Fäuste gegen Fakten

In Kroatien wurde die Klimajournalistin einer Fact-Checking-NGO attackiert. Europaweit werden Fak­ten­prü­fe­r:in­nen zur Zielscheibe

Sieht mehr, als manchen lieb ist Foto: Oleh Yatskiv/Alamy/mauritius images

Von Christian Jakob

Die kroatische Journalistin Melita Vrsaljko ist bei Recherchen zu einer illegalen Mülldeponie nahe der Stadt Zadar an zwei Tagen in Folge körperlich angegriffen worden.

Am vergangenen Montag wurden Vrsaljko und ihr Kameramann bei Dreharbeiten in der Kleinstadt Nadin attackiert, geschlagen und ihre Ausrüstung wurde zerstört. Am Dienstag drang eine Frau in Vrsaljkos Haus ein, schlug und würgte die Filmemacherin und versuchte sie mit Gewalt zu zwingen, die Aufnahmen vom Angriff am Vortag zu löschen. Sie ließ Vrsaljko zufolge erst von ihr ab, als sie ihr in den Finger biss.

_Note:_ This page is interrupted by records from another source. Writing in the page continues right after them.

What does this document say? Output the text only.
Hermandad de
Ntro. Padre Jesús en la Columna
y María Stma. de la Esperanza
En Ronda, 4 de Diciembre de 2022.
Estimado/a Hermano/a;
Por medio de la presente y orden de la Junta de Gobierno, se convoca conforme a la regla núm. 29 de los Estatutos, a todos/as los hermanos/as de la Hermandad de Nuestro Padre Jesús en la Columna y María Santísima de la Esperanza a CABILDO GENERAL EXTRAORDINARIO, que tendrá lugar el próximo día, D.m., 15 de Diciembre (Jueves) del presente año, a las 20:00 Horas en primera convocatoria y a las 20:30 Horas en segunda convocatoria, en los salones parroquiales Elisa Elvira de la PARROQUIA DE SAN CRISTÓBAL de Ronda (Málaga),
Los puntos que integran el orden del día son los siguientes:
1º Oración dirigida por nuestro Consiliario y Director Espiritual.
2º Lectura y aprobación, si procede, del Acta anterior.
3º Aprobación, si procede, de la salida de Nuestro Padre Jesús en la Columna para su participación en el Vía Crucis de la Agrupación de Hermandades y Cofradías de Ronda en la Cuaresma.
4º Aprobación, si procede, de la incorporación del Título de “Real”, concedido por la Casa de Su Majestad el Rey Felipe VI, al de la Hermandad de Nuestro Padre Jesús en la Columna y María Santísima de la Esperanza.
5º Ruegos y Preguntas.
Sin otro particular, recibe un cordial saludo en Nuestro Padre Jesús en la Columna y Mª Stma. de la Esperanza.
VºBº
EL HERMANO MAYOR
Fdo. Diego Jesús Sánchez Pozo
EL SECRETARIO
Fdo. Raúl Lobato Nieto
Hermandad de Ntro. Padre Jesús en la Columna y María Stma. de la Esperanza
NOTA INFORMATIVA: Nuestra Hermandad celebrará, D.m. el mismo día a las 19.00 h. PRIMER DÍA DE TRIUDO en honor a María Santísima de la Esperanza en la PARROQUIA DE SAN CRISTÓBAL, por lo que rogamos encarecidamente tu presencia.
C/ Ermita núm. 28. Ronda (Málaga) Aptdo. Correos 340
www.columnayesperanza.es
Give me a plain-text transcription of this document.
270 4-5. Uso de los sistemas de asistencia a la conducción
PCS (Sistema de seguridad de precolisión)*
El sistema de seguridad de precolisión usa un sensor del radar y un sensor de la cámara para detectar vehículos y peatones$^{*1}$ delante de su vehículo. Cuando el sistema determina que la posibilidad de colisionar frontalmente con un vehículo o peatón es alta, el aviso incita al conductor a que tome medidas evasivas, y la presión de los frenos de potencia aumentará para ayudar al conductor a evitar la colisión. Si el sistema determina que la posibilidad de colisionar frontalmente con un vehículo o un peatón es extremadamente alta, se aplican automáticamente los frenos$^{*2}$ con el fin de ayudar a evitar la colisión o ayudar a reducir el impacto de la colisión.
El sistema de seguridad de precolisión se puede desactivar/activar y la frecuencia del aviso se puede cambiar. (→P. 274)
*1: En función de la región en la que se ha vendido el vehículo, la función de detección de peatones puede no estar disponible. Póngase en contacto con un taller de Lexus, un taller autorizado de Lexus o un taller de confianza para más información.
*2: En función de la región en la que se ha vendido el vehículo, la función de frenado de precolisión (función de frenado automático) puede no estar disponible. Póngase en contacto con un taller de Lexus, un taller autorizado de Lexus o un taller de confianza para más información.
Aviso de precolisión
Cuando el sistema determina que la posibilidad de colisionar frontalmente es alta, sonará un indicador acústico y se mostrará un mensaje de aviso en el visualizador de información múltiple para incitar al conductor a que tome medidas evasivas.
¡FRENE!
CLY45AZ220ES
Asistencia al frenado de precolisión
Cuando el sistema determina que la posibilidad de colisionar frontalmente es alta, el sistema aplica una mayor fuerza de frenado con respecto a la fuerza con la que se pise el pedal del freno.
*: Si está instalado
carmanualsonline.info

Melita Vrsaljko arbeitet als Klimajournalistin bei der Fact-Checking-NGO Faktograf in Zagreb. Bei den Angreifern handelt es sich nach Angaben von Faktograf um den Vater und die Schwester eines lokalen Politikers der nationalkonservativen Partei HDZ.

Faktograf ist eine NGO, die unter anderem für den Tech-Konzern Meta arbeitet und von Facebook-Nutzer:innen gemeldete Inhalte auf mögliche Fake News überprüft. Die Mit­ar­bei­te­r:in­nen von Faktograf sind deshalb seit Langem Bedrohungen und Angriffen auch von Po­li­ti­ke­r:in­nen ausgesetzt ist. Physische Gewalt gab es dabei aber bisher nicht.

Die in Zagreb ansässige Organisation ist ein Kooperationspartner der taz in einem seit 2022 gemeinsam mit dem International Press Institute in Wien laufenden Rechercheprojekt zu Desinformationskampagnen.

Im März 2024 hatte Faktograf ein Klimaportal gestartet, für das die nun angegriffene Melita Vrsaljko verantwortlich ist.

„Ziel beider Angriffe war es, ­Vrsaljko an ihrer journalistischen Arbeit zu hindern, sie einzuschüchtern und zum Schweigen zu bringen“, so ihre Anwältin Vanji Jurić. Das hätten die Angreifer durch „körperliche Verletzungen, Drohungen, Wegnahme ihrer Ausrüstung und Drohanrufe und Nachrichten versucht.“

Der Angriff auf Vrsaljko zeige, „wie schwierig es ist, in kleinen Gemeinden Journalismus zu betreiben, in denen lokale Sheriffs herrschen und glauben, dass die Öffentlichkeit kein Recht hat zu erfahren, was sie tun“, sagte die Geschäftsführerin von Faktograf, Ana Brakus.

Der europäische Fact-Checking-Verband EFCSN nannte den Vorfall „Teil eines besorgniserregenden Trends von Drohungen und Belästigungen, die gegen Faktenprüfer weltweit gerichtet sind.“

„Ziel beider Angriffe war es, Vrsaljko an ihrer journalistischen Arbeit zu hindern, sie einzu­schüchtern und zum Schweigen zu bringen“

Vanji Jurić, Rechtsanwältin

Faktenprüfer spielten eine „entscheidende Rolle, wenn es darum geht, den öffentlichen Diskurs zu schützen und sicherzustellen, dass die Bürger mit korrekten Informationen versorgt werden“, so das EFCSN. Das International Press Institute in Wien schrieb, es verurteile den Angriff auf ­Vrsaljko scharf und forderte die Behörden auf, den Vorfall schnellstmöglich zu untersuchen. „Angriffe auf Journalisten dürfen nicht ungestraft bleiben“, so das IPI.

2023 hatte Faktograf eine Untersuchung zu gezielter Desinformation und Online-Gewalt gegen 41 europäische Fact-Checking-Organisationen vorgelegt.

In neun von zehn Fällen seien Verleumdungen, Hassreden und Angriffe wegen ihrer Arbeit von Politike­r:innen, Regierungsbeamten und Persönlichkeiten des öffentlichen Lebens ausgegangen. Sieben von zehn der Befragten hätten zudem Kampagnen erlebt, die unter anderem koordiniertes Verhalten wie Stalking, Doxing oder geschlechtsspezifische Gewalt umfassten.